吳薛綜見(「吳薛綜見」四字原空缺,據黃本補。)蜀使張奉,嘲尚書令闞澤姓名,澤不能答。薛綜下行乃雲:「蜀者何也?有犬為獨,無犬為蜀。橫目句身,蟲入其腹。」奉曰:「不當復嘲君吳耶?」綜應聲曰:「無口為天,有口為吳。君臨萬邦,天子之都。」於是眾坐喜笑,而奉無以對也。(出《啟顏錄》)

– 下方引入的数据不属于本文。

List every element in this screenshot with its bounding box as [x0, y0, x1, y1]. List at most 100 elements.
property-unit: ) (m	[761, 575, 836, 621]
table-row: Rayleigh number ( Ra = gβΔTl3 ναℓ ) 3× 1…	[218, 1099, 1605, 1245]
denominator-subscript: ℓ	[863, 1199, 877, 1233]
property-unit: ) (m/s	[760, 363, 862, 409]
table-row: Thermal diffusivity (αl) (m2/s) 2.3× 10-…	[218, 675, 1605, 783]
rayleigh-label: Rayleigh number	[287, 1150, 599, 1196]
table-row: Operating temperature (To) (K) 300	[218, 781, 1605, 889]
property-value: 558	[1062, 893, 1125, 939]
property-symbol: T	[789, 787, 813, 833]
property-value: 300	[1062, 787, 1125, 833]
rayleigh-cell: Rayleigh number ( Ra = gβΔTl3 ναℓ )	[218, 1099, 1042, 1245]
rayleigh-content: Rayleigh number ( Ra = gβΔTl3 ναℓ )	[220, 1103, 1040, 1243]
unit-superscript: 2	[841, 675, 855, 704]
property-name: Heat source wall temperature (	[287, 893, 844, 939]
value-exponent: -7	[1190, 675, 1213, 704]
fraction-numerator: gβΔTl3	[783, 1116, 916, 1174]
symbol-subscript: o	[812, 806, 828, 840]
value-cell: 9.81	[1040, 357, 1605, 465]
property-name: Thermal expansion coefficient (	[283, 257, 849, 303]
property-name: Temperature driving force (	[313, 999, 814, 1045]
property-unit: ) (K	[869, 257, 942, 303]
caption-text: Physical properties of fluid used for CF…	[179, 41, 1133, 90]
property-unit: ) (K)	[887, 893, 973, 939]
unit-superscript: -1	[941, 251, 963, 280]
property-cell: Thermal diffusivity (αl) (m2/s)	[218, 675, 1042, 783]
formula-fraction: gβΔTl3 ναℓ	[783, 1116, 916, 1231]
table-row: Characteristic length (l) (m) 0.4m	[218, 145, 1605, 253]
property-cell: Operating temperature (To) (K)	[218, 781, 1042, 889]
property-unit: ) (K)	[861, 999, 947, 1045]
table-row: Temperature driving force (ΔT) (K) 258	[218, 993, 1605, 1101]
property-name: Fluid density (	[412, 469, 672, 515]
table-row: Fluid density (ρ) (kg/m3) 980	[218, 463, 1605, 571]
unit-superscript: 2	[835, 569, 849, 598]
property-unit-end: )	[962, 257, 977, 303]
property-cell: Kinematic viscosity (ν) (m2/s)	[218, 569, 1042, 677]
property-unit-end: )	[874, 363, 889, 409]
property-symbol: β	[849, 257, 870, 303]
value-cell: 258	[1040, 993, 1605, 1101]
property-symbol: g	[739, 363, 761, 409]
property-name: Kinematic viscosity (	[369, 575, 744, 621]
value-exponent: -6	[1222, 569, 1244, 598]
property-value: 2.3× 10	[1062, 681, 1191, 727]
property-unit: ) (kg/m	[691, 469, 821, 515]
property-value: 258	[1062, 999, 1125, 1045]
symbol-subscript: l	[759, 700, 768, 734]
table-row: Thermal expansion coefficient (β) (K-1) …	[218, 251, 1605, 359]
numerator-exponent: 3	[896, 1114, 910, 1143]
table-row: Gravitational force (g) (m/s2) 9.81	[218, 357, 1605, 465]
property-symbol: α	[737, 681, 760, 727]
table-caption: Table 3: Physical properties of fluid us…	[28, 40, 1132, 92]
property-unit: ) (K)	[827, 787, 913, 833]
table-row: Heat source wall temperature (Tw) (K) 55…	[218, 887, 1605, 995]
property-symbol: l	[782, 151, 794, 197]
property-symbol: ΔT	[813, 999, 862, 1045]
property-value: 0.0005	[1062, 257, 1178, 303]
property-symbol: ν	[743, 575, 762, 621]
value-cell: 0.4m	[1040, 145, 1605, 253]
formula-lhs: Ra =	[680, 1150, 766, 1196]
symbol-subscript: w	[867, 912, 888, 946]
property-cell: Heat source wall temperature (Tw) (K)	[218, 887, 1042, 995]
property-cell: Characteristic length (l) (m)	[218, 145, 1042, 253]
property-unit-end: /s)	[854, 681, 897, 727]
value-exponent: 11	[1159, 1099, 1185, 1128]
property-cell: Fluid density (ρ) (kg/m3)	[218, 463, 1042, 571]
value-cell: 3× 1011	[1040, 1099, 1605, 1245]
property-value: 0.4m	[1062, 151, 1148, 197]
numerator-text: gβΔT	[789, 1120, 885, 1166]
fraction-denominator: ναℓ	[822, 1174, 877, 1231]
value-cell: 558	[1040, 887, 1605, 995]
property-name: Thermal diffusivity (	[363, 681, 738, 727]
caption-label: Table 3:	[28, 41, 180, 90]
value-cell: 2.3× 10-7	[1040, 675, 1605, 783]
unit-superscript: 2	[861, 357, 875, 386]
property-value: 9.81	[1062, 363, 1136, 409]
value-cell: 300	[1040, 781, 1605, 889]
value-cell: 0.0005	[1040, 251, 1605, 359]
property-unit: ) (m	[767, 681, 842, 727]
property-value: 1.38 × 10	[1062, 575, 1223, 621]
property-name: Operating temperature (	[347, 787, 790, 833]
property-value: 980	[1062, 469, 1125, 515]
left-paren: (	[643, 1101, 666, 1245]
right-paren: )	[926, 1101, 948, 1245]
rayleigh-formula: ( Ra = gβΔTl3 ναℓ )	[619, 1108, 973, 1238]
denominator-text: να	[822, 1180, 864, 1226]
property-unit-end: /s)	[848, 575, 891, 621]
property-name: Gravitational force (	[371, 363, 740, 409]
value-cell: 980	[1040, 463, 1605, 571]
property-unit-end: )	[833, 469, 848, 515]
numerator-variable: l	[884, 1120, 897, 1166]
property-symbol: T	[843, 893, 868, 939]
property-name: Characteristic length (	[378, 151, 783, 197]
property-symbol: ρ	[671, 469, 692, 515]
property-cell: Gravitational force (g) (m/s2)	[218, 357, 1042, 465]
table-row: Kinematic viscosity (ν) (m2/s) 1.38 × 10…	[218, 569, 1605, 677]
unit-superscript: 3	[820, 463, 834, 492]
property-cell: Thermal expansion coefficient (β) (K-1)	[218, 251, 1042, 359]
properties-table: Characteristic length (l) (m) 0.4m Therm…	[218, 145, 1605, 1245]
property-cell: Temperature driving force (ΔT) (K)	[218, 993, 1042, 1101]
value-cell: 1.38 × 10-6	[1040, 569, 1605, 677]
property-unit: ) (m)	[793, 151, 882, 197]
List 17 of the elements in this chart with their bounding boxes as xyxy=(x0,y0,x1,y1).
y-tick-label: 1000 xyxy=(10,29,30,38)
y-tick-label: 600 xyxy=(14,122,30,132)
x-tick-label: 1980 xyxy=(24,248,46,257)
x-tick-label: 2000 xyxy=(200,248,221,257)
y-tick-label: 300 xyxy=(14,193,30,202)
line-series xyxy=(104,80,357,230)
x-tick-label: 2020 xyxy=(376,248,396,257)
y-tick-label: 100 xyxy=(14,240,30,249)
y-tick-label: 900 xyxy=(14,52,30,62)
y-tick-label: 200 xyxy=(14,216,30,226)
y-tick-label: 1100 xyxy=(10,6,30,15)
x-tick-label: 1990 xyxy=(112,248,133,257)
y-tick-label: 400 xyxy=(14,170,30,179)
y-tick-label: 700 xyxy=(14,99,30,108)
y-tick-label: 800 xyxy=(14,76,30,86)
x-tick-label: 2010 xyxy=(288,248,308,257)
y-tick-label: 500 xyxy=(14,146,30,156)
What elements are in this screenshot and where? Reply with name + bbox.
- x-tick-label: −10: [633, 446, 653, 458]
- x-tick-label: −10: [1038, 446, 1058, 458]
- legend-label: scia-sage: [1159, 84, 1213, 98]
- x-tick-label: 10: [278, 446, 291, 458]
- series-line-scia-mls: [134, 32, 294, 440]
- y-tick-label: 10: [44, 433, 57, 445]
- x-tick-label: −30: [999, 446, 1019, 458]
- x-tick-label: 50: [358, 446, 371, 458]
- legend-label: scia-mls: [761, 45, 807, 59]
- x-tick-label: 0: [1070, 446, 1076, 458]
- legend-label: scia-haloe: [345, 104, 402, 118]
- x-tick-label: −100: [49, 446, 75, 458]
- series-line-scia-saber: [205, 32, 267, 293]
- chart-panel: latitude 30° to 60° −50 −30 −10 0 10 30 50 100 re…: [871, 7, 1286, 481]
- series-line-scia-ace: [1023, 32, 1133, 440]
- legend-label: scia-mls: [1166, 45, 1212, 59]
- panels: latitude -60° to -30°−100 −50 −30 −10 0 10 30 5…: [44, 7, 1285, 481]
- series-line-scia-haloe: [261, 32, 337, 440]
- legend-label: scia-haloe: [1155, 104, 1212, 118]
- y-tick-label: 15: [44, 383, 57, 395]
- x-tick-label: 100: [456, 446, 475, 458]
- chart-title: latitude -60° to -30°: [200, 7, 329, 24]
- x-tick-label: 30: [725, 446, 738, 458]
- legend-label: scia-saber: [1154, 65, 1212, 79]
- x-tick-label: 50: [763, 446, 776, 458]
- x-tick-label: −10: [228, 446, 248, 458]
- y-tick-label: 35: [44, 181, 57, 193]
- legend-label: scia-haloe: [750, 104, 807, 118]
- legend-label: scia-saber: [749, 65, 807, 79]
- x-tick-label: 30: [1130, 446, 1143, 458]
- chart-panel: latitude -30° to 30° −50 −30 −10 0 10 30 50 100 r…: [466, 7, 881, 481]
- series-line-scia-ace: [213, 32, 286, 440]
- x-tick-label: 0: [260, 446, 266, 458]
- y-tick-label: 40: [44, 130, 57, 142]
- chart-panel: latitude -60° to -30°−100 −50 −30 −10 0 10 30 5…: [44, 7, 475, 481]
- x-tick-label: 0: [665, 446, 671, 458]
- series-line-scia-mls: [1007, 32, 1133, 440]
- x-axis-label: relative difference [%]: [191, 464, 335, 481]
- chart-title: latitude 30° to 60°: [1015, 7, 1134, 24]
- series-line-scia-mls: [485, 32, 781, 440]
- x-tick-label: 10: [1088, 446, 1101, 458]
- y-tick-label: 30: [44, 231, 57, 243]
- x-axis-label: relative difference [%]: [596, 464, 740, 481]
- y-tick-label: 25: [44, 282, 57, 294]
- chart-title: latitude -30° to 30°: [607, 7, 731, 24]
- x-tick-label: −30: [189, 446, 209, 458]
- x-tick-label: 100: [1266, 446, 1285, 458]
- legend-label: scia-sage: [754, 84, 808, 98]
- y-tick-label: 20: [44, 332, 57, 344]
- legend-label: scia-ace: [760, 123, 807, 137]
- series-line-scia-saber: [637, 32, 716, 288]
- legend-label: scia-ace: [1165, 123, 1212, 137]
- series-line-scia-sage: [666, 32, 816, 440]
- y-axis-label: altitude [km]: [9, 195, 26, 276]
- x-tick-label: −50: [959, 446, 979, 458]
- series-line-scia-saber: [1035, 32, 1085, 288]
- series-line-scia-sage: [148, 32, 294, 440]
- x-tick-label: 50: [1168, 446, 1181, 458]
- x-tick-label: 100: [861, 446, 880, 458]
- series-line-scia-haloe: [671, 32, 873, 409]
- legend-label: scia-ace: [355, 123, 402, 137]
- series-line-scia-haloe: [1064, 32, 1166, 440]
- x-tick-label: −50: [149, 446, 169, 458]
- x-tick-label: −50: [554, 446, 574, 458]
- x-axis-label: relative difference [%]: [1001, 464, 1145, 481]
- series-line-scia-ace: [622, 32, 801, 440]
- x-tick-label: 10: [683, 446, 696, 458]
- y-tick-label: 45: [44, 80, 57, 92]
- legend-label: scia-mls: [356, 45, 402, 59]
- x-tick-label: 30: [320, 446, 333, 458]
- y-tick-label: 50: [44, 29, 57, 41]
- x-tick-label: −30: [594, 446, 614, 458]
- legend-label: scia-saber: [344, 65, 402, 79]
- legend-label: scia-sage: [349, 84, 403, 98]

東吳的薛綜見到蜀漢的使臣張奉嘲笑尚書令闞澤的姓名,闞澤一時反駁不了,於是走到張奉面前說:「‘蜀’是什麼?旁邊有犬(按:犬同‘犭’。)念‘獨’,沒有犬念‘蜀’;橫‘目’‘句’身,‘蟲’進入它的腹中。」張奉說:「我不應當再嘲笑您吳國的大臣啊。」薛綜應聲回答說:「無‘口’為天,有‘口’為吳,我們吳國君臨在萬邦之上,是天子的國都啊!」在坐的人聽後哈哈大笑。張奉卻沒話可講了。